Advantages and disadvantages of digital models
Digital models can be integrated into a patient's electronic file, along with digital radiographs, clinical notes and digital radiographs. Retrieval is both fast and efficient because the models can be stored by patient name and number, and it is possible to view digital models at multiple locations from computers linked to the central server.
Storage space is negligible for digital models when compared with conventional plaster models. The digital information for each case can be stored on the hard drive of a computer, on portable storage devices or on a central server. The digital ‘size’ of a set of orthodontic study models can be less than one megabyte.21 The digital models can be copied easily without the expense and inconvenience of plaster model duplication.
Three examiners were completely unfamiliar with digital models and three of the examiners considered the digital models and plaster casts to be equally informative for clinical purposes. The examiner who found that digital models were less informative considered the digital models to be generally somewhat harder to see in sufficient detail to control on screen and disliked the inability to ‘hold’ the digital models and make detailed analysis.
It was originally assumed that scoring digital models would be faster than scoring stone models. However, it took between 90 and 150 minutes to score 32 sets of plaster models and 180 to 240 minutes to score 32 sets of digital models. Mullen et al22 concluded that, when performing a Bolton analysis, the digital model can be as accurate as, and significantly faster than, digital callipers and plaster models. It is more difficult to quantify the precise inter-digitation of a digital model than with plaster. It is possible that this will improve with future software releases, but the pictures on the screen appeared to indicate openbites more than their plaster counterparts. This could be a function of the zoom facility on the computer. More zoom exaggerates features that would not normally be noticeable in plaster. This phenomenon should be acknowledged so that the viewer can learn to separate a clinically significant problem from an insignificant but magnified problem.
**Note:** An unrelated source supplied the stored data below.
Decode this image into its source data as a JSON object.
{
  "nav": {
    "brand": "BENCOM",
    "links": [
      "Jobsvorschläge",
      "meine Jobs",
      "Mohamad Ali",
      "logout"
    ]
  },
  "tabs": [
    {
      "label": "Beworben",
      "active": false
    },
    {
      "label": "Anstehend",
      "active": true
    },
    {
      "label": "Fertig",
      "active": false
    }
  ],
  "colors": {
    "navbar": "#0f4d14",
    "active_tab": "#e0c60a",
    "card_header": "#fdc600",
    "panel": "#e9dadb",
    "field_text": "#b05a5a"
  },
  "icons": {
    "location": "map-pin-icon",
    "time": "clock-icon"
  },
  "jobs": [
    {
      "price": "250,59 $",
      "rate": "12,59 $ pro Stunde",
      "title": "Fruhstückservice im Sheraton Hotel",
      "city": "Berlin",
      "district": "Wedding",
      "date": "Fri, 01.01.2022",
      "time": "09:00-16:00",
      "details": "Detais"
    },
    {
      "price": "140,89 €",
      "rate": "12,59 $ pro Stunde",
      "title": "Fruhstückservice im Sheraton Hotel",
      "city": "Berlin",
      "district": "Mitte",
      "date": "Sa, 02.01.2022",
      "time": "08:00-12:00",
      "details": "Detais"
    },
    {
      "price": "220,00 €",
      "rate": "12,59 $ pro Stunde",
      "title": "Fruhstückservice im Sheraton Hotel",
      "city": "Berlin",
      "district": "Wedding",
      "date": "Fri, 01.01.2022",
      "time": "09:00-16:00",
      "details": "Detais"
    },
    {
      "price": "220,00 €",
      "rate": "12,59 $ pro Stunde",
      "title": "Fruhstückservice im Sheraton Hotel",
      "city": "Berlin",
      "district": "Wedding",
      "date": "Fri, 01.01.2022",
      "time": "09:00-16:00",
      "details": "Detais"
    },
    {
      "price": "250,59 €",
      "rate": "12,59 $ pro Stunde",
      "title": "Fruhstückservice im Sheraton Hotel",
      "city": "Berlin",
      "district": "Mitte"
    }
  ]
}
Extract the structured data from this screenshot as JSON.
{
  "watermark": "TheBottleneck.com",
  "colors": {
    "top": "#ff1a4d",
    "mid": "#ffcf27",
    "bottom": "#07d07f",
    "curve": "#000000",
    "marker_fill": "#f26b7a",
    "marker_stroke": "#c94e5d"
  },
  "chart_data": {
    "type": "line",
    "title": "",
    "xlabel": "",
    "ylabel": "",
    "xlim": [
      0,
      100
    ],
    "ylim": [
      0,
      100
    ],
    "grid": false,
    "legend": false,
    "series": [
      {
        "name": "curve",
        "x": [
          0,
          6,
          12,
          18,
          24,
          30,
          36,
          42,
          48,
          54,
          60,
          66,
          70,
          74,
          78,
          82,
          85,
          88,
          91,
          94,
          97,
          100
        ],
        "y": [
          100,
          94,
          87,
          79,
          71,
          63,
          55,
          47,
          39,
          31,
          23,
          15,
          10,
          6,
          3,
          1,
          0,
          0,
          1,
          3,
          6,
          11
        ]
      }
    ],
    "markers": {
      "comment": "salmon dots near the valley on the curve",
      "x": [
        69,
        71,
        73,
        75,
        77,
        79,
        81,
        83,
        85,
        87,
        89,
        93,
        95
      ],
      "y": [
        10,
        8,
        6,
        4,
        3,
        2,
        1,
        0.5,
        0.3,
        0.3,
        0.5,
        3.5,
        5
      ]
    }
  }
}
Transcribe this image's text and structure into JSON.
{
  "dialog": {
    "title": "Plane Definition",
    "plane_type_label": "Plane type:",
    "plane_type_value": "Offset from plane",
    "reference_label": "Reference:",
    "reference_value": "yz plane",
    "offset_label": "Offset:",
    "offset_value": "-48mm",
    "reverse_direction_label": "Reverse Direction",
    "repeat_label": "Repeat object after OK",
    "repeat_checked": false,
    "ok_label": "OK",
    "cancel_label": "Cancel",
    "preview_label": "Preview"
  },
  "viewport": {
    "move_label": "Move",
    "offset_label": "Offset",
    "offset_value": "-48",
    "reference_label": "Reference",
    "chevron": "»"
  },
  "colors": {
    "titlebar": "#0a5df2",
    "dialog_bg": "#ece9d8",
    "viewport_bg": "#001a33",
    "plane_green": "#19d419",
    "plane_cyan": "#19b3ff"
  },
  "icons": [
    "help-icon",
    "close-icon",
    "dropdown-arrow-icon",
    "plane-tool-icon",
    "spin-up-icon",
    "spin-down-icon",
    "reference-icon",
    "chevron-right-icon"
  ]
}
It is possible that digital models will allow clinicians to see imperfections and improve other aspects of a patient's malocclusion; this in turn will raise the standards in the clinical outcomes of patient treatment. A review by Fleming et al23 recommended the use of digital models as an alternative to conventional measurement (tooth size, arch length, irregularity index, arch width and crowding) on plaster models, however stated the evidence was of variable quality.
Because a malocclusion can be reliably scored on digital models by using the IOTN index, as demonstrated in this study, a computer-based calibration exercise could be made available electronically for examiners who are already trained in the IOTN index. This would provide a standard for a previously calibrated examiner to update his or her skills. It should also be possible to provide a computer-based instruction module (including digital models) as a practice exercise for those who wish to be calibrated.
Conclusions
This study provides no evidence to reject the null hypothesis. There does not appear to be any difference between expert rating of plaster and digital models in either component of the IOTN, although less agreement has been observed between the methods for the Aesthetic Component.